Independent genome-wide association analyses for skeletal (short limb) dysplasia within a breed and intervertebral disc disease across breeds identified a significant association with the same region on canine chromosome CFA12. Whole genome sequencing identified a highly expressed FGF4 retrogene in this common region. The FGF4 retrogene segregated with limb length and had a probability of 51.23 (95% CI =46.69, 56.20) for intervertebral disc disease. (Translator's note: genetic segregation is the distribution of genes from parents to children). Long bone length in dogs is a unique example of a disease with multiple retrocopies of the same parental gene causing the disease.
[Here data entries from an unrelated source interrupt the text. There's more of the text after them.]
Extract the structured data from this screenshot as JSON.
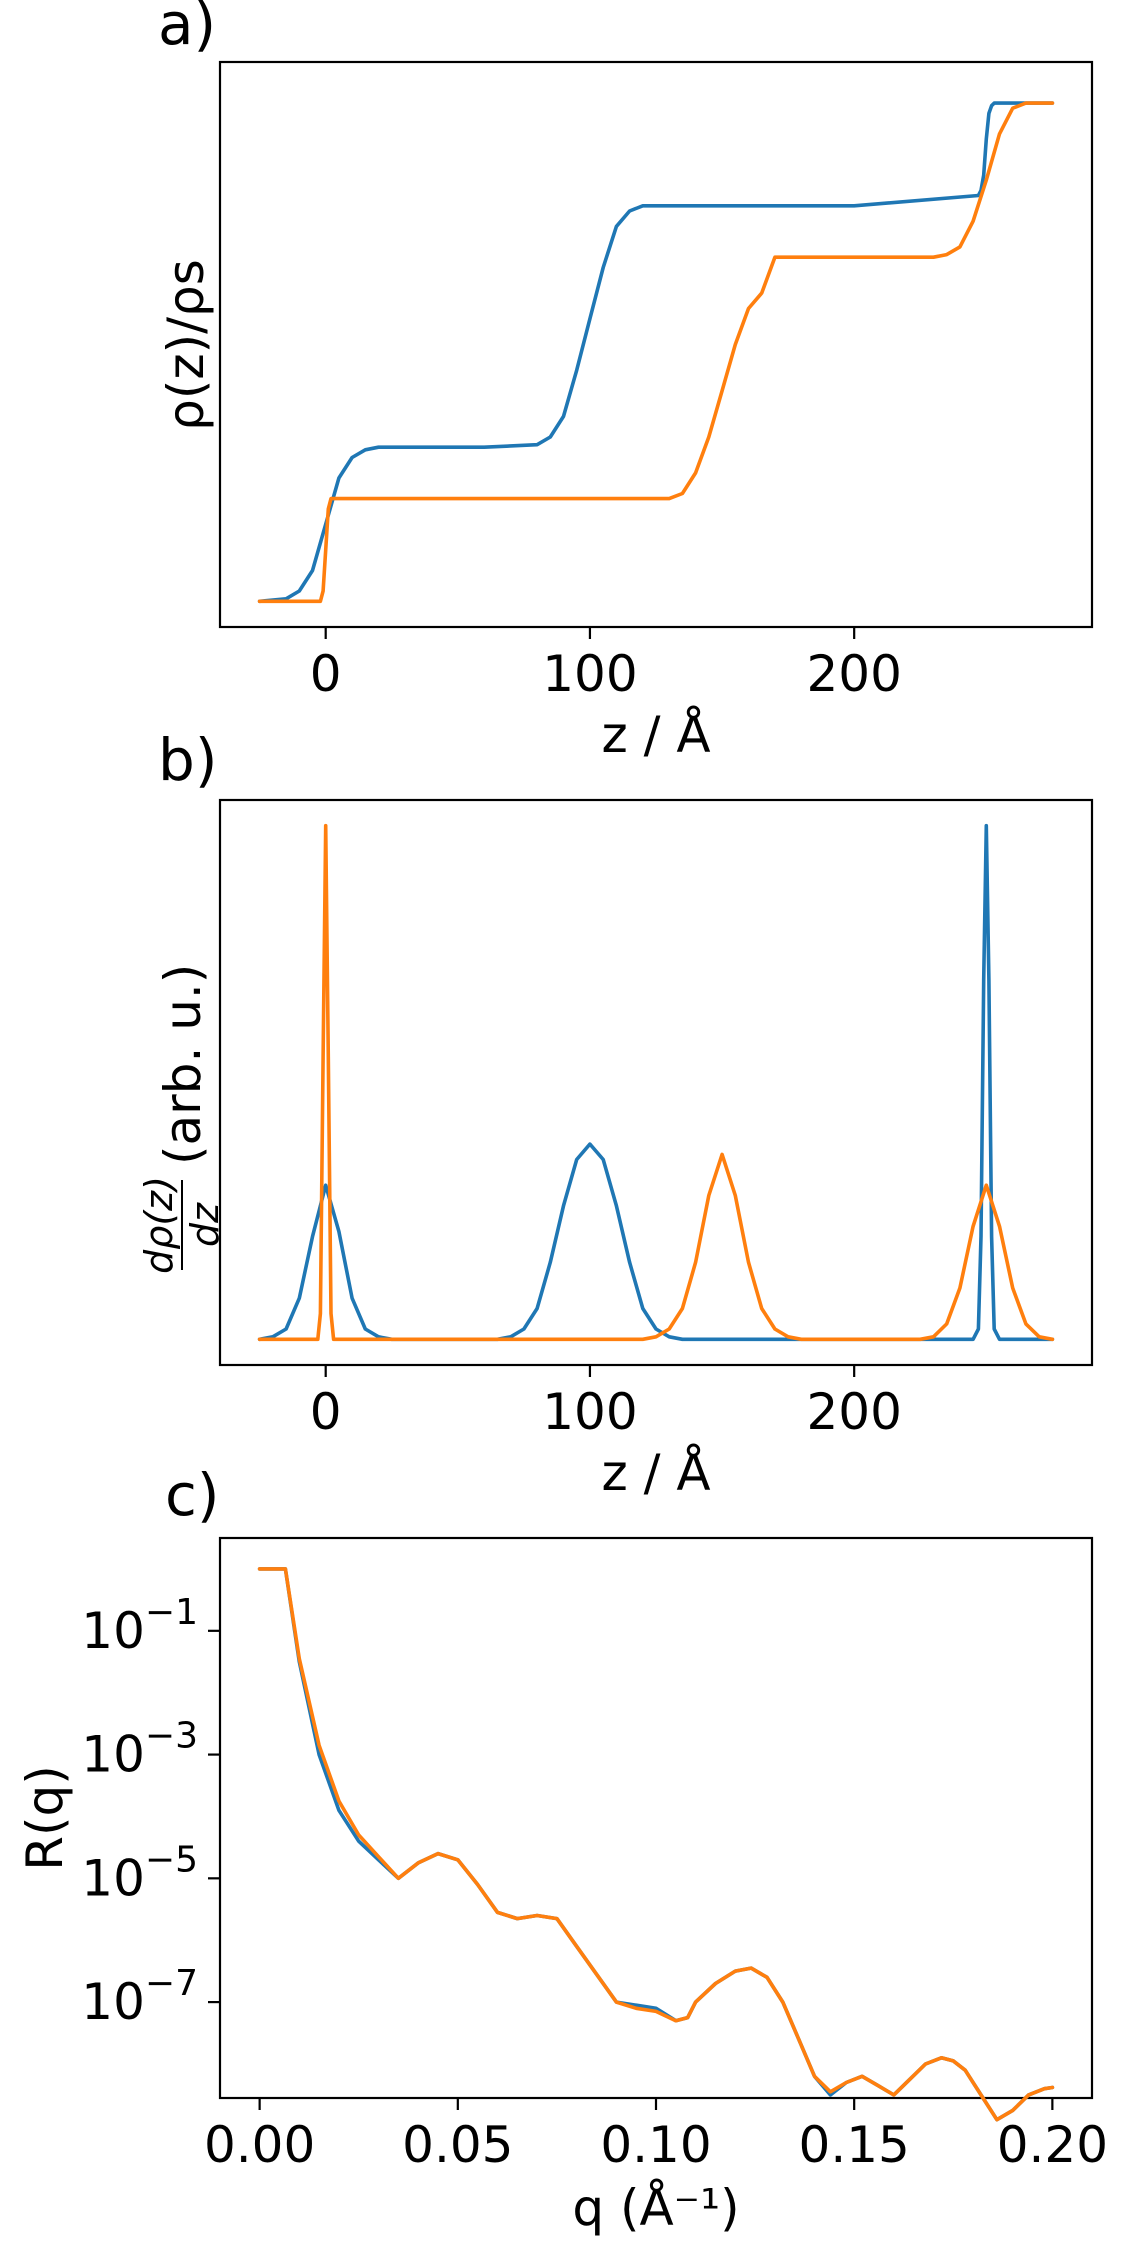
{
  "colors": {
    "series1": "#1f77b4",
    "series2": "#ff7f0e"
  },
  "chart_data": [
    {
      "type": "line",
      "panel_label": "a)",
      "xlabel": "z / Å",
      "ylabel": "ρ(z)/ρs",
      "xlim": [
        -40,
        290
      ],
      "ylim": [
        -0.05,
        1.05
      ],
      "xticks": [
        0,
        100,
        200
      ],
      "y_tick_labels": "none",
      "series": [
        {
          "x": [
            -25,
            -15,
            -10,
            -5,
            0,
            5,
            10,
            15,
            20,
            60,
            80,
            85,
            90,
            95,
            100,
            105,
            110,
            115,
            120,
            200,
            247,
            248,
            249,
            250,
            251,
            252,
            253,
            275
          ],
          "y": [
            0.0,
            0.005,
            0.02,
            0.06,
            0.15,
            0.24,
            0.28,
            0.295,
            0.3,
            0.3,
            0.305,
            0.32,
            0.36,
            0.45,
            0.55,
            0.65,
            0.73,
            0.76,
            0.77,
            0.77,
            0.79,
            0.8,
            0.83,
            0.9,
            0.95,
            0.965,
            0.97,
            0.97
          ]
        },
        {
          "x": [
            -25,
            -2,
            -1,
            0,
            1,
            2,
            5,
            130,
            135,
            140,
            145,
            150,
            155,
            160,
            165,
            170,
            230,
            235,
            240,
            245,
            250,
            255,
            260,
            265,
            275
          ],
          "y": [
            0.0,
            0.0,
            0.02,
            0.1,
            0.18,
            0.2,
            0.2,
            0.2,
            0.21,
            0.25,
            0.32,
            0.41,
            0.5,
            0.57,
            0.6,
            0.67,
            0.67,
            0.675,
            0.69,
            0.74,
            0.82,
            0.91,
            0.96,
            0.97,
            0.97
          ]
        }
      ]
    },
    {
      "type": "line",
      "panel_label": "b)",
      "xlabel": "z / Å",
      "ylabel": "dρ(z)/dz (arb. u.)",
      "ylabel_numerator": "dρ(z)",
      "ylabel_denominator": "dz",
      "ylabel_suffix": "(arb. u.)",
      "xlim": [
        -40,
        290
      ],
      "ylim": [
        -0.05,
        1.05
      ],
      "xticks": [
        0,
        100,
        200
      ],
      "y_tick_labels": "none",
      "series": [
        {
          "x": [
            -25,
            -20,
            -15,
            -10,
            -5,
            0,
            5,
            10,
            15,
            20,
            25,
            65,
            70,
            75,
            80,
            85,
            90,
            95,
            100,
            105,
            110,
            115,
            120,
            125,
            130,
            135,
            245,
            247,
            248,
            249,
            250,
            251,
            252,
            253,
            255,
            275
          ],
          "y": [
            0.0,
            0.005,
            0.02,
            0.08,
            0.2,
            0.3,
            0.21,
            0.08,
            0.02,
            0.005,
            0.0,
            0.0,
            0.005,
            0.02,
            0.06,
            0.15,
            0.26,
            0.35,
            0.38,
            0.35,
            0.26,
            0.15,
            0.06,
            0.02,
            0.005,
            0.0,
            0.0,
            0.02,
            0.2,
            0.7,
            1.0,
            0.7,
            0.2,
            0.02,
            0.0,
            0.0
          ]
        },
        {
          "x": [
            -25,
            -3,
            -2,
            -1,
            0,
            1,
            2,
            3,
            120,
            125,
            130,
            135,
            140,
            145,
            150,
            155,
            160,
            165,
            170,
            175,
            180,
            225,
            230,
            235,
            240,
            245,
            250,
            255,
            260,
            265,
            270,
            275
          ],
          "y": [
            0.0,
            0.0,
            0.05,
            0.55,
            1.0,
            0.55,
            0.05,
            0.0,
            0.0,
            0.005,
            0.02,
            0.06,
            0.15,
            0.28,
            0.36,
            0.28,
            0.15,
            0.06,
            0.02,
            0.005,
            0.0,
            0.0,
            0.005,
            0.03,
            0.1,
            0.22,
            0.3,
            0.22,
            0.1,
            0.03,
            0.005,
            0.0
          ]
        }
      ]
    },
    {
      "type": "line",
      "panel_label": "c)",
      "xlabel": "q (Å⁻¹)",
      "ylabel": "R(q)",
      "yscale": "log",
      "xlim": [
        -0.01,
        0.21
      ],
      "ylim_log10": [
        -8.55,
        0.5
      ],
      "xticks": [
        0.0,
        0.05,
        0.1,
        0.15,
        0.2
      ],
      "xtick_labels": [
        "0.00",
        "0.05",
        "0.10",
        "0.15",
        "0.20"
      ],
      "yticks_log10": [
        -1,
        -3,
        -5,
        -7
      ],
      "series": [
        {
          "x": [
            0.0,
            0.005,
            0.0065,
            0.01,
            0.015,
            0.02,
            0.025,
            0.03,
            0.035,
            0.04,
            0.045,
            0.05,
            0.055,
            0.06,
            0.065,
            0.07,
            0.075,
            0.08,
            0.085,
            0.09,
            0.095,
            0.1,
            0.105,
            0.108,
            0.11,
            0.115,
            0.12,
            0.124,
            0.128,
            0.132,
            0.136,
            0.14,
            0.144,
            0.148,
            0.152,
            0.156,
            0.16,
            0.164,
            0.168,
            0.172,
            0.175,
            0.178,
            0.182,
            0.186,
            0.19,
            0.194,
            0.198,
            0.2
          ],
          "y_log10": [
            0.0,
            0.0,
            0.0,
            -1.5,
            -3.0,
            -3.9,
            -4.4,
            -4.7,
            -5.0,
            -4.75,
            -4.6,
            -4.7,
            -5.1,
            -5.55,
            -5.65,
            -5.6,
            -5.65,
            -6.1,
            -6.55,
            -7.0,
            -7.05,
            -7.1,
            -7.3,
            -7.25,
            -7.0,
            -6.7,
            -6.5,
            -6.45,
            -6.6,
            -7.0,
            -7.6,
            -8.2,
            -8.5,
            -8.3,
            -8.2,
            -8.35,
            -8.5,
            -8.25,
            -8.0,
            -7.9,
            -7.95,
            -8.1,
            -8.5,
            -8.9,
            -8.75,
            -8.5,
            -8.4,
            -8.38
          ]
        },
        {
          "x": [
            0.0,
            0.005,
            0.0065,
            0.01,
            0.015,
            0.02,
            0.025,
            0.03,
            0.035,
            0.04,
            0.045,
            0.05,
            0.055,
            0.06,
            0.065,
            0.07,
            0.075,
            0.08,
            0.085,
            0.09,
            0.095,
            0.1,
            0.105,
            0.108,
            0.11,
            0.115,
            0.12,
            0.124,
            0.128,
            0.132,
            0.136,
            0.14,
            0.144,
            0.148,
            0.152,
            0.156,
            0.16,
            0.164,
            0.168,
            0.172,
            0.175,
            0.178,
            0.182,
            0.186,
            0.19,
            0.194,
            0.198,
            0.2
          ],
          "y_log10": [
            0.0,
            0.0,
            0.0,
            -1.45,
            -2.85,
            -3.75,
            -4.3,
            -4.65,
            -5.0,
            -4.75,
            -4.6,
            -4.7,
            -5.1,
            -5.55,
            -5.65,
            -5.6,
            -5.65,
            -6.1,
            -6.55,
            -7.0,
            -7.1,
            -7.15,
            -7.3,
            -7.25,
            -7.0,
            -6.7,
            -6.5,
            -6.45,
            -6.6,
            -7.0,
            -7.6,
            -8.2,
            -8.45,
            -8.3,
            -8.2,
            -8.35,
            -8.5,
            -8.25,
            -8.0,
            -7.9,
            -7.95,
            -8.1,
            -8.5,
            -8.9,
            -8.75,
            -8.5,
            -8.4,
            -8.38
          ]
        }
      ]
    }
  ]
}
FGF abnormalities have been associated with skeletal dysplasia in humans, and our findings present opportunities for selective elimination of a medically and financially significant disease in dogs, as well as further understanding of the increasing complexity of retrogenic biology.
Brown EA, Dickinson PJ, Mansour T, Sturges BK, Aguilar M, Young AE, Korff C, Lind J, Ettinger CL, Varon S, Pollard R, Brown CT, Raudsepp T, Bannasch DL. FGF4 retrogene on CFA12 is responsible for chondrodystrophy and intervertebral disc disease in dogs. Proc Natl Acad Sci U S A. 2017 Oct 24;114(43):11476-11481. doi: 10.1073/pnas.1709082114. Epub 2017 Oct 11. PMID: 29073074; PMCID: PMC5664524.